Zhen Zeng - Wide Scientific Applications of GPS Radio Occultation (RO) Observations
The COSMIC (Constellation Observing System for Meteorology, Ionosphere and Climate) mission is another Global Positioning System (GPS) radio occultation (RO) collaborative project of the United States and Taiwan . COSMIC includes six microsatellites, which were launched on Apr. 15, 2006 . The main purpose of this project is to provide ~2500 real-time soundings per day with homogenous global coverage (see Figure 1, which shows the distributions of COSMIC soundings per day (green) compared to existing radiosonde sites (red)), which can potentially have major impacts on weather, climate and space weather research and forecasting. The science behind COSMIC originates with the RO technique which was used to study other planetary atmospheres since the 1960s. This technique works by measuring the amplitudes and phase delays of radio signals from GPS satellites as they are occulted by the Earth's atmosphere, and then retrieving atmospheric profiles of bending angle, refractivity, temperature, pressure and water vapor, as well as electron density in the ionosphere. (COSMIC website: www.cosmic.ucar.edu)
My research at UCAR focuses on the application of GPS RO data to meteorology, climate and ionosphere research.
As to the neutral atmosphere application, I have demonstrated the feasibility of using RO data for tidal studies with my analysis of several-years of CHAMP (a German RO mission) observations. Comparisons between the migrating diurnal tide (i.e., the 24-hour tide that propagates westward with the motion of the Sun) derived from CHAMP RO temperatures and its variation in the tropics between 10 and 30 km with those simulated those simulated by the Global-Scale Wave Model-Version 2002 and the extended Canadian Middle Atmosphere Model showed consistent model and measurement behavior.
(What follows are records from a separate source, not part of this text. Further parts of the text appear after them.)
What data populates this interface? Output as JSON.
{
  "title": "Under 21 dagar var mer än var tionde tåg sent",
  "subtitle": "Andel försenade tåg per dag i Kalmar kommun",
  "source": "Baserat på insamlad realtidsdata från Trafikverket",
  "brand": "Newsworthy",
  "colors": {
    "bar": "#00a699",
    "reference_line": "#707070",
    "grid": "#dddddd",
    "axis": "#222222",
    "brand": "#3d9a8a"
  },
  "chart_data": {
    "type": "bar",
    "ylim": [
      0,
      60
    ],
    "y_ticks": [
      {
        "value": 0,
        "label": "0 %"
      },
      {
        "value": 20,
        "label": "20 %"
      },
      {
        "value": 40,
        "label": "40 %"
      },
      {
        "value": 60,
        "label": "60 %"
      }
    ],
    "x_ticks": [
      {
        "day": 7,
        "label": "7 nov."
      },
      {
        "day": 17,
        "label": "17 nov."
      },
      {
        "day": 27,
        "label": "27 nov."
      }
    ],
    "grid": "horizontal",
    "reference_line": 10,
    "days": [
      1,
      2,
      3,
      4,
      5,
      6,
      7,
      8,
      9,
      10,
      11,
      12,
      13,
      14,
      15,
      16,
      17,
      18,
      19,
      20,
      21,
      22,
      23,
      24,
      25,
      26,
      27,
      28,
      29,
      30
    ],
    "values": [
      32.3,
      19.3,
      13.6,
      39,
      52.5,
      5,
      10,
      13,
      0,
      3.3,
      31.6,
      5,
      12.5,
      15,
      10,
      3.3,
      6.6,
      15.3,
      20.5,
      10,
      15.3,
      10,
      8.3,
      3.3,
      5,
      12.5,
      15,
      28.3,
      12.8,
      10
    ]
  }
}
More importantly, the CHAMP results motivate the follow-on effort to resolve global migrating and non-migrating (i.e., non-Sun-synchronous) tides in the lower and middle atmosphere, as well as their small-scale variations from COSMIC. Such studies were previously impossible because older RO observations had limited local time coverage. Once the six COSMIC satellites are full deployed, COSMIC will provide continuous measurements at all local times.
Because the fundamental RO observation is a measurement of time, it is well suited for climate monitoring with its long-term stability. Though it is still too early to look for a climate signal from the past and ongoing RO observations, they are also very useful to access the quality of the observations from other sensors like the Microwave Sounding Unit (MSU) and advanced MSU (AMSU) that fly on different NOAA satellites. In collaboration with other scientists at NCAR, I converted CHAMP temperatures between 8 and 25 km to equivalent MSU/AMSU lower stratospheric brightness temperature (Tb) and compared these to the MSU/AMSU Tb derived from both Remote Sensing System Inc. and University of Alabama at Huntsville . It is found that the MSU/AMSU retrievals in the Antarctic LS in winter were biased high relative to the GPS RO measurements.
The GPS RO technique also provides a new opportunity to investigate the structure and variation of the ionosphere, and to evaluate and improve numerical ionospheric models. I compared the values of maximum F-region density (NmF2) from the Global Assimilation Ionospheric Model (GAIM) with the early COSMIC observations, and has found good agreement in both the magnitude and distribution of NmF2. Improvement to ionospheric RO retrievals remains a major challenge for the RO technique. The traditional retrieval method assumes local spherical symmetry of the ionosphere, which is far from reality because of the existence of significant ionospheric horizontal gradients plus the length of the ray path. I am attempting to find a better way to solve the problem through assimilating the GPS slant total electron content (including the ionospheric horizontal gradient information) but not vertical electron density observations using an artificial neural network (ANN) method. Preliminary test results demonstrate the feasibility of this scheme. The next step is to test the extent of possible correction as a function of temporal resolution.